3月の発表時点では、LLMプラットフォーム経由のユーザーは他チャネルと比べて1.5倍の転換率という初期データだった。5月5日のアップデートでは、この数値が特定カテゴリで2倍近くに更新された。

効果が顕著に出ているのは3つのカテゴリだ。家電、ライフスタイル・ウェルビーイング、ホーム&ガーデンで、従来検索と比較した転換率が約2倍に達している。クリック率(CTR)は他メディアの同等フォーマットと比べて約3倍という数値も出ている。

Criteoはこの効果の理由を「購買検討の性質」で説明している。ChatGPTに質問を入力するユーザーは、衝動的な閲覧中に広告を見るユーザーより検討段階が進んでいる。特に複雑な購買決定が伴う家電などのカテゴリでは、その傾向が強く出るという解釈だ。

ただし、この数値はCriteo自身が自社クライアントから報告したものであり、独立した第三者検証はまだ存在しない。広告調査会社Adthenaが4月に公開した2,910万クエリの分析でも、同等の転換率ベンチマークは提示されていない点は留意が必要だ(参考)。

参入コストの低下と中小企業への開放

パイロット開始から3ヶ月でCPMは大きく下がっている。2月の60ドルから4月には25〜35ドル程度まで低下し、最低出稿額も5万ドルに引き下げられた。

5月5日、OpenAIは米国のすべての企業向けに自己申込み式の「Ads Manager」を開放した。最低出稿額の撤廃とCPCビッディングの追加が大きなポイントで、大口契約なしでの参入が可能になった。

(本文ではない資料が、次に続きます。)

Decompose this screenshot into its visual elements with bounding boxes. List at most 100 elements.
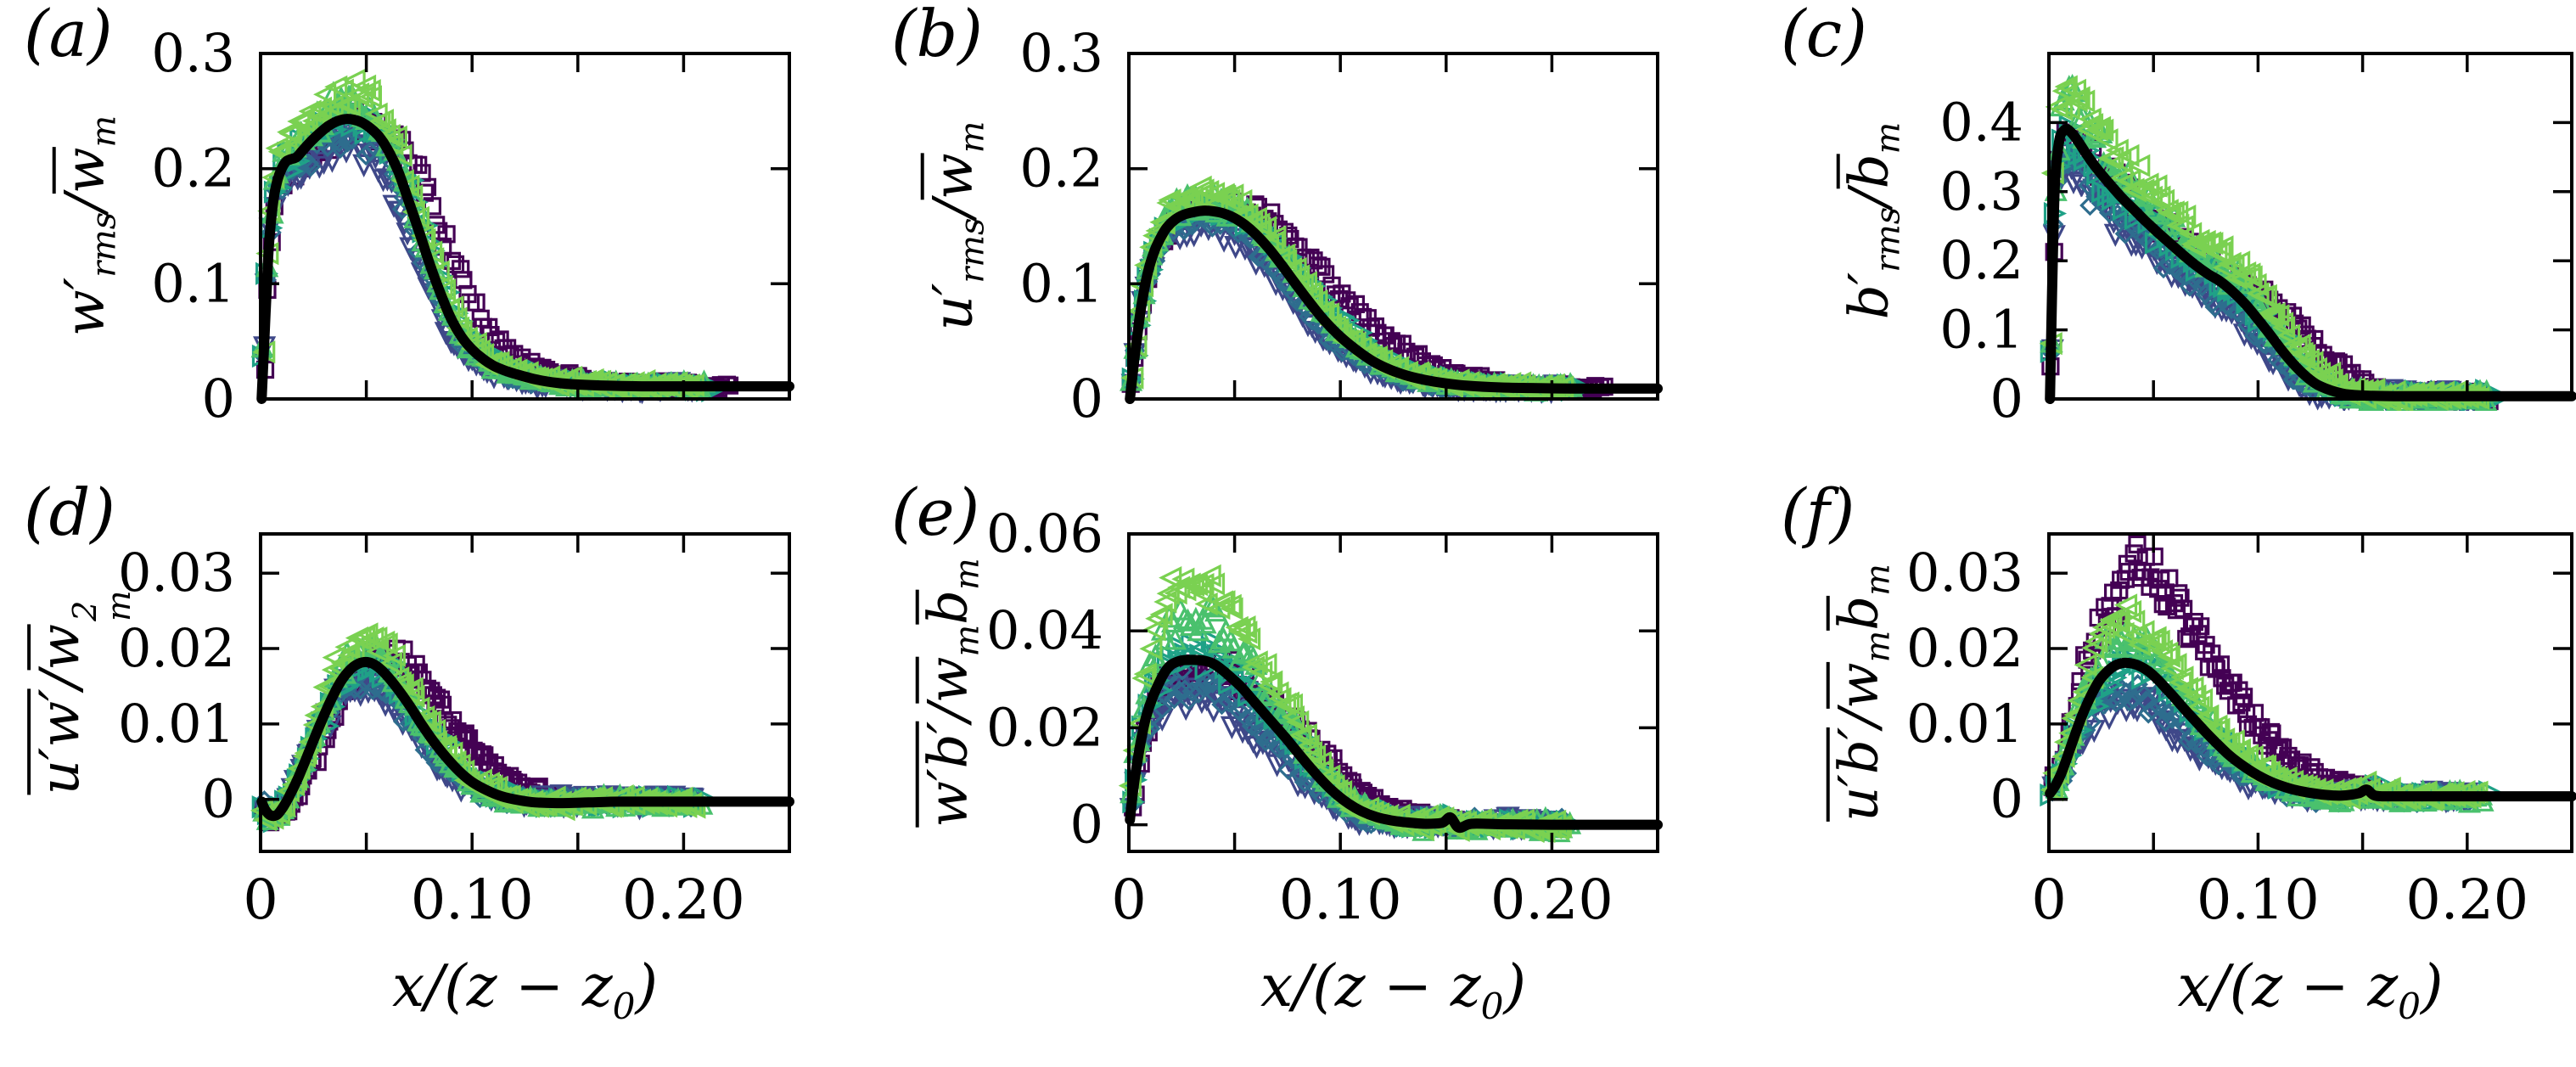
plot-box [2047,532,2573,853]
math-segment: / [922,199,985,218]
y-tick-label: 0 [1070,794,1103,856]
panel-label-d: (d) [24,475,115,550]
panel-label-a: (a) [24,0,113,71]
x-tick-label: 0.20 [622,868,745,932]
y-tick-label: 0.3 [1019,22,1103,84]
math-segment: z0 [581,953,636,1027]
panel-label-e: (e) [891,475,980,550]
plot-box [259,532,791,853]
math-segment: u′rms [922,217,992,331]
math-segment: x [1260,953,1294,1021]
y-tick-label: 0.4 [1939,91,2023,153]
math-segment: /( [1293,953,1335,1021]
math-segment: wm [1826,630,1898,710]
math-segment: z [466,953,497,1021]
y-tick-label: 0.1 [151,252,235,314]
panel-label-b: (b) [891,0,983,71]
math-segment: − [497,953,582,1021]
math-segment: u′b′ [1826,727,1891,822]
y-axis-label-b: u′rms/wm [920,121,992,331]
y-tick-label: 0.2 [1019,138,1103,199]
x-axis-label-f: x/(z − z0) [2177,958,2443,1025]
panel-label-f: (f) [1781,475,1855,550]
y-axis-label-d: u′w′/w 2 m [27,590,139,795]
y-tick-label: 0.2 [1939,229,2023,291]
y-tick-label: 0.02 [986,696,1103,758]
mean-line [1125,654,1663,834]
x-tick-label: 0 [243,868,278,932]
math-segment: / [1827,709,1891,727]
math-segment: z0 [2367,953,2421,1027]
math-segment: /( [2209,953,2253,1021]
y-tick-label: 0 [202,368,235,430]
y-tick-label: 0.04 [986,599,1103,661]
math-segment: w′b′ [915,721,980,828]
y-tick-label: 0.3 [1939,160,2023,222]
mean-line [256,656,794,822]
mean-line [1125,205,1663,404]
y-tick-label: 0.06 [986,503,1103,564]
math-segment: /( [424,953,467,1021]
math-segment: wm [915,624,987,704]
x-tick-label: 0.10 [2197,868,2320,932]
y-tick-label: 0 [202,768,235,830]
math-segment: z [1334,953,1366,1021]
math-segment: / [917,703,980,722]
math-segment: bm [1826,564,1898,631]
y-tick-label: 0 [1990,768,2023,830]
math-segment: x [2177,953,2210,1021]
plot-box [1127,52,1659,401]
plot-box [2047,52,2573,401]
y-tick-label: 0 [1070,368,1103,430]
x-axis-label-e: x/(z − z0) [1260,958,1526,1025]
y-tick-label: 0.01 [1906,693,2023,755]
y-tick-label: 0.2 [151,138,235,199]
y-tick-label: 0.1 [1939,299,2023,361]
x-tick-label: 0.10 [411,868,534,932]
panel-d: 0 0.01 0.02 0.03 0 0.10 0.20 [118,532,794,932]
x-tick-label: 0.10 [1279,868,1402,932]
y-tick-label: 0.02 [118,617,235,679]
panel-label-c: (c) [1781,0,1867,71]
panel-c: 0 0.1 0.2 0.3 0.4 [1939,52,2576,430]
math-segment: wm [920,121,992,200]
math-segment: bm [915,558,987,625]
y-tick-label: 0.03 [1906,542,2023,604]
panel-a: 0 0.1 0.2 0.3 [151,22,794,430]
mean-line [256,114,794,404]
y-axis-label-a: w′rms/wm [52,115,124,337]
plot-box [259,52,791,401]
math-segment: wm [52,115,124,194]
x-tick-label: 0 [1111,868,1146,932]
math-segment: u′w′ [27,688,93,795]
panel-b: 0 0.1 0.2 0.3 [1019,22,1663,430]
x-tick-label: 0 [2031,868,2066,932]
math-segment: bm [1836,121,1908,189]
math-segment: / [1838,188,1901,207]
math-segment: w′rms [53,211,124,337]
math-segment: b′rms [1838,206,1908,320]
x-tick-label: 0.20 [1490,868,1614,932]
y-tick-label: 0.1 [1019,252,1103,314]
y-tick-label: 0.02 [1906,617,2023,679]
x-tick-label: 0.20 [2405,868,2528,932]
mean-line [2045,657,2576,802]
y-tick-label: 0.01 [118,693,235,755]
y-tick-label: 0 [1990,368,2023,430]
x-axis-label-d: x/(z − z0) [392,958,658,1025]
plot-box [1127,532,1659,853]
math-segment: x [391,953,425,1021]
mean-line [2045,124,2576,404]
math-segment: / [29,670,93,689]
math-segment: ) [1503,953,1527,1021]
y-axis-label-f: u′b′/wmbm [1826,564,1898,822]
y-axis-label-c: b′rms/bm [1836,121,1908,320]
math-segment: − [1365,953,1451,1021]
math-segment: − [2282,953,2368,1021]
y-tick-label: 0.3 [151,22,235,84]
math-segment: ) [635,953,659,1021]
panel-f: 0 0.01 0.02 0.03 0 0.10 0.20 [1906,532,2576,932]
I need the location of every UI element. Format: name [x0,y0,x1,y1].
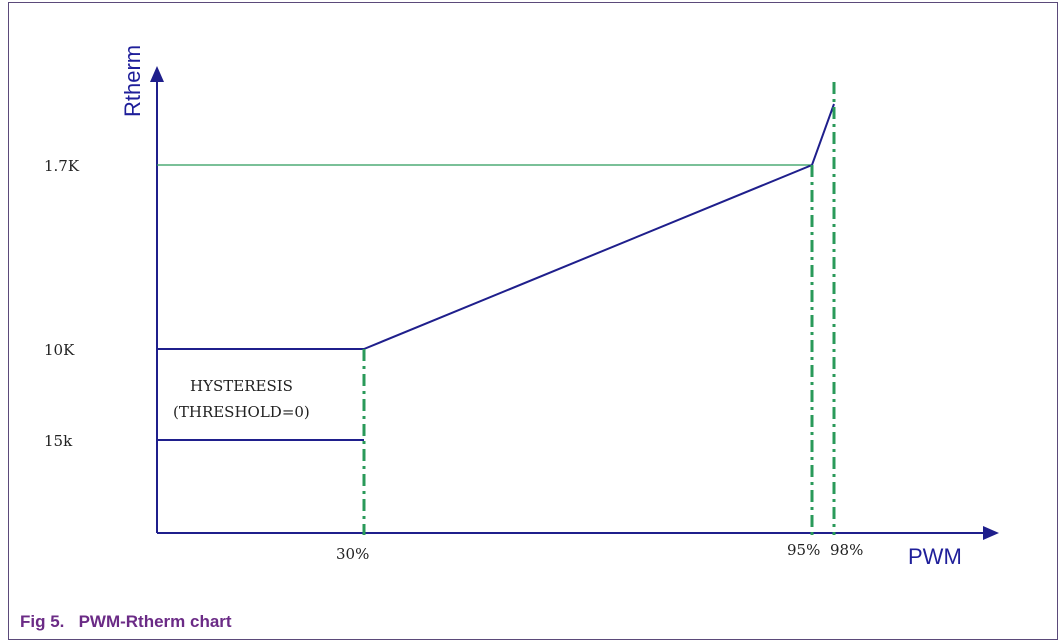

さらにCriteoは「Criteo GO」プラットフォームを通じて中小企業へのアクセスを提供している。3月末に一般開放されたこの自己サービス型プラットフォームにChatGPTの在庫が統合されており、Criteoとの直接契約がなくても広告主がChatGPT広告を配信できる経路が整った。

地理的な展開も進んでいる。米国スタートから3月下旬にはオーストラリア、カナダ、ニュージーランドへ拡大し、ChatGPT広告の年換算売上は6週間で1億ドルを超えたとOpenAIは発表している。

残された課題:アトリビューション

実績データが良好である一方、マーケターが指摘する課題はアトリビューション(効果測定)の不完全さだ。

ChatGPT上でのユーザー行動は「質問→モデルの回答→商品リンクのクリック→購買」という複数ステップをたどる。この経路のインプレッションレベルの計測や購買後のアウトカム追跡は、GoogleやMetaで当然のように使える計測精度にまだ達していない。

CriteoはConverstions APIの整備など測定インフラの構築を優先課題として挙げており、OpenAIも5月5日のAds Managerと同時にConversions APIを公開した。広告が成熟したチャネルになるには、この計測基盤の整備が不可欠だ。

ChatGPT広告が示すもの

フットロッカーアジアパシフィックのデジタルマーケティングディレクターは「顧客の意思決定により早い段階でリーチする新しい方法」と評している。HPやペットバーンなどの参加企業が共通して語るのも、検索とは異なる「発見フェーズ」への接触だ。

生成AIの回答の中に広告が入ることへの議論は続いている。しかし広告主側から見ると、ChatGPTへの参入コストは急速に下がっており、1,000ブランドを超えたという事実は多くの企業がテスト予算を割り当て始めていることを示している。

CTR3倍・CVR2倍という初期指標が中小企業を含む広い規模で再現されるかどうかが、このチャネルが検索広告の本格的な補完になれるかの分岐点になる。